Googleは2025年11月4日、「Project Suncatcher」を、機械学習計算を宇宙で拡張するための研究ムーンショットとして発表した。ムーンショットとは、すぐに商用化する事業というよりも、技術的な難度が高い長期研究を指す。宇宙に商用データセンターがすでに稼働しているという話ではない。

構想の柱は、太陽光で駆動する衛星ネットワークにGoogleのAI向け半導体「TPU」を搭載し、将来的に軌道上で大規模計算を行う可能性を探る点にある。地上のデータセンターは電力や冷却、土地の制約を受けるため、豊富な太陽光を使える宇宙空間を計算基盤の候補にする発想だ。

Googleは次の段階として、衛星画像企業Planetと組み、2027年初めを目標に2基のプロトタイプ衛星を打ち上げる計画を示している。Googleの公式説明では、軌道上でハードウェアを試験し、将来の大規模な宇宙計算に向けた土台をつくる学習ミッションと位置づけている。今回新たに焦点となったのは、その計画を含む将来の打ち上げを担う事業者との協議が表面化した点だ。

焦点は構想発表から打ち上げ手配へ

今回のニュース価値は、Suncatcherそのものの発表ではなく、将来の打ち上げに向けた事業者協議が表面化したことにある。AI計算需要が急増するなか、データセンターの電力確保は各社の競争力を左右する課題になっている。宇宙での計算はまだ研究段階だが、Googleが打ち上げ手配の検討に入っていることは、構想を机上のアイデアにとどめず、試験へ進める意思を示すものだ。
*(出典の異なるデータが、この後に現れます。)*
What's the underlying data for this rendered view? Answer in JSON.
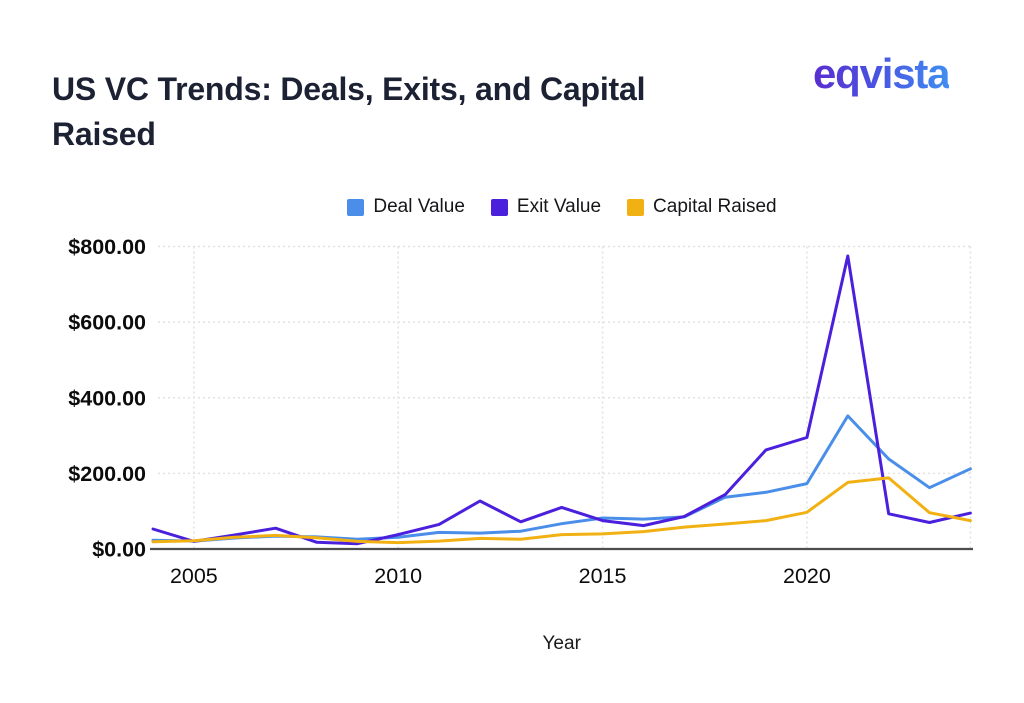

一方で、未確定の要素は多い。最終的な打ち上げ企業、契約条件、使用ロケット、追加の機体数、具体的な打ち上げ日程は公表されていない。確認できるのは、SpaceXを含む複数社との協議であり、「SpaceXが担当する」「契約が成立した」とは言えない段階だ。

SpaceXを巡っては、AI計算インフラに関わる別の動きも報じられている。ロイターは、SpaceXがAnthropic向けにメンフィスの「Colossus 1」計算資源を提供する契約を結んだと伝えた。ただし、これは地上の計算資源に関する別案件であり、GoogleのSuncatcher打ち上げ協議とは切り分けて見る必要がある。今回の主題はあくまで、Googleの宇宙AI計算構想が試験衛星と将来打ち上げの検討へ進んでいることにある。